After fifteen weeks, burnout was starting to become a real problem. The next four weeks were going to be rough.

Why the burnout? Is burnout inevitable for anyone attempting organizational change? It's hard to say. It could have just been my personality. I've never been one to suffer fools gladly... which, apparently, is another way of saying I'm a cantankerous old git.

Guilty.

Honest ignorance has never bothered me. We're all ignorant of something. I've forgotten everything I ever learned about basic calculus, for example.

What bothered me most was the willful ignorance that surrounded me. The acknowledgement of systemic problems combined with a fatalistic "nothing can be done" response. The brute-force grind, no matter the cost in quality of code or quality of life. The sheer, utter waste of it all.

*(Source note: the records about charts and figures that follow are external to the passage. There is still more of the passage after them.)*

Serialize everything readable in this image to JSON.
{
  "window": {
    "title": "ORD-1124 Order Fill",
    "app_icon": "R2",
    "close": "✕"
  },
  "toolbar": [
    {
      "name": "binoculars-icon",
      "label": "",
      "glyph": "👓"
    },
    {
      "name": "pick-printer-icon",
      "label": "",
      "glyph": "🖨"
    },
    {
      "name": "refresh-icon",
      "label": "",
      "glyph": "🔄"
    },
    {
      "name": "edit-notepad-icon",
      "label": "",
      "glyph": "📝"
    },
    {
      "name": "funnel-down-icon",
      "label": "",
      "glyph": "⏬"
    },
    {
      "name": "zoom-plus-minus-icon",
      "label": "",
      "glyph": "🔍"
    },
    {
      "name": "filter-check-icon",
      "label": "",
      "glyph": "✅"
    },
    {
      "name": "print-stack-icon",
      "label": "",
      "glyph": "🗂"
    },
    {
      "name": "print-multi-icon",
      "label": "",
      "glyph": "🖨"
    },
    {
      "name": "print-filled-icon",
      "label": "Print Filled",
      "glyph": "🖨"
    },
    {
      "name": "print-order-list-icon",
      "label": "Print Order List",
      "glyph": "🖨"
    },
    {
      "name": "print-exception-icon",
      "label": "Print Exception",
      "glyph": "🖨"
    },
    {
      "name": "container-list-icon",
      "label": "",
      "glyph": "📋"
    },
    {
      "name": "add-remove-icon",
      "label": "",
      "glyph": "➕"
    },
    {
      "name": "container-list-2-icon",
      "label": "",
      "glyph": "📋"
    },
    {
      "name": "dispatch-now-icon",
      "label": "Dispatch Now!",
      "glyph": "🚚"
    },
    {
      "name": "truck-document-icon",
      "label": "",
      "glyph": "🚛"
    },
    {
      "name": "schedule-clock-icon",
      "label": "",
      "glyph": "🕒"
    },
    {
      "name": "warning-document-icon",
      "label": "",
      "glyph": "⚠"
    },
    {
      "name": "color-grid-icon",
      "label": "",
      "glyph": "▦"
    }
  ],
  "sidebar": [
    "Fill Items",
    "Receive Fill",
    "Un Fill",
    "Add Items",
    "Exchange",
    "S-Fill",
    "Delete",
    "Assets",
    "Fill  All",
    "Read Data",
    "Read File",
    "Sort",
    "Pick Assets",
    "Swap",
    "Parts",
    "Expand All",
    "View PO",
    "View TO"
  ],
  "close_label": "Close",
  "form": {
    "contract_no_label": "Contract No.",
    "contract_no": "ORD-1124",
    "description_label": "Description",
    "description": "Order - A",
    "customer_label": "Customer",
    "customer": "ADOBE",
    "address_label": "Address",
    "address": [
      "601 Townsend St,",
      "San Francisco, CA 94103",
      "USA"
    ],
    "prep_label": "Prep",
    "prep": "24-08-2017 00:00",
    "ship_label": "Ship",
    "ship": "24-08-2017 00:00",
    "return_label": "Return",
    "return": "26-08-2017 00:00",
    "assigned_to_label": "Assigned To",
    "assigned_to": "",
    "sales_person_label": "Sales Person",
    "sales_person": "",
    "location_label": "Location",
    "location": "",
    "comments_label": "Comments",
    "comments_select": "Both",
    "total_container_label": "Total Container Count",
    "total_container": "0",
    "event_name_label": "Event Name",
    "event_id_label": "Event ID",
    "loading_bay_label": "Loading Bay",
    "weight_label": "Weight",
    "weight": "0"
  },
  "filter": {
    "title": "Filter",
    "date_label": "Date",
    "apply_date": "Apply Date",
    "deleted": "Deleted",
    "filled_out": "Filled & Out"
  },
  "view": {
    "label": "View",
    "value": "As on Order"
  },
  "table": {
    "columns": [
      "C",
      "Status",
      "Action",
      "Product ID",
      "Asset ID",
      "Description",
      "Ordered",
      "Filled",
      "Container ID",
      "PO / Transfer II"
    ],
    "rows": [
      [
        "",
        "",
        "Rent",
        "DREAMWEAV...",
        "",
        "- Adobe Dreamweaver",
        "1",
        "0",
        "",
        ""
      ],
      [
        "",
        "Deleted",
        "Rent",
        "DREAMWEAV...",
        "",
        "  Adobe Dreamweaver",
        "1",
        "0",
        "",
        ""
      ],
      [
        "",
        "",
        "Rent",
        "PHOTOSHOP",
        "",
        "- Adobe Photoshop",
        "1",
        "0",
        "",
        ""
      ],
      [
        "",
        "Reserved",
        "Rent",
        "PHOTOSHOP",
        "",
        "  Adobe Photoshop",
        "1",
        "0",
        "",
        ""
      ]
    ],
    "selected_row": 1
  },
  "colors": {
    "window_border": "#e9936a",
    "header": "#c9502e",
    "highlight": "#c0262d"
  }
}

That's not to say that I had the total solution. I had some good answers, but my vision was blurred by hubris. I didn't realize how difficult it would be to apply those answers. We'll talk about that more later, I'm sure.

Part of the organization's reluctance to make changes, by the way, could have been due their reliance on service income. The company was split into an "engineering" side, which built a software framework, and a "services" side, which customized the framework for various clients. Most of the company's revenue came from services. I was on one of those service teams.

As with other service-based companies I've known, being "billable" was a top concern. If you weren't working on a client's project, then you were "on the bench" and costing the company money. As a result, people were multitasked and scheduled within an inch of their life. I remember seeing one database analyst being scheduled to a project for 2% of his time. That's ten minutes a day; 48 minutes a week. How could he get anything done in that amount of time?

There's a darker side to service companies as well. When you charge by the hour, improvements in efficiency hurt the bottom line. It's a cut-throat business with a lot of competition, so improving efficiency doesn't mean you can raise your rates. Robert X. Cringley has a great article about how this has affected IBM.

At any rate, I was feeling more and more burned out. Organizational change is a terrible, thankless job. Doing it without being asked is far worse. I'm completely serious when I say this: I would much rather find a new job than undertake a similar effort again. Improvements to a good organization are fine. But if you're in the situation I was, and you can't tolerate the organization as it currently stands, start looking for a new job now.

That's what I did. I put out feelers for other job opportunities and got some nibbles. Several serious offers would eventually arrive. The end of my change effort was only four weeks away.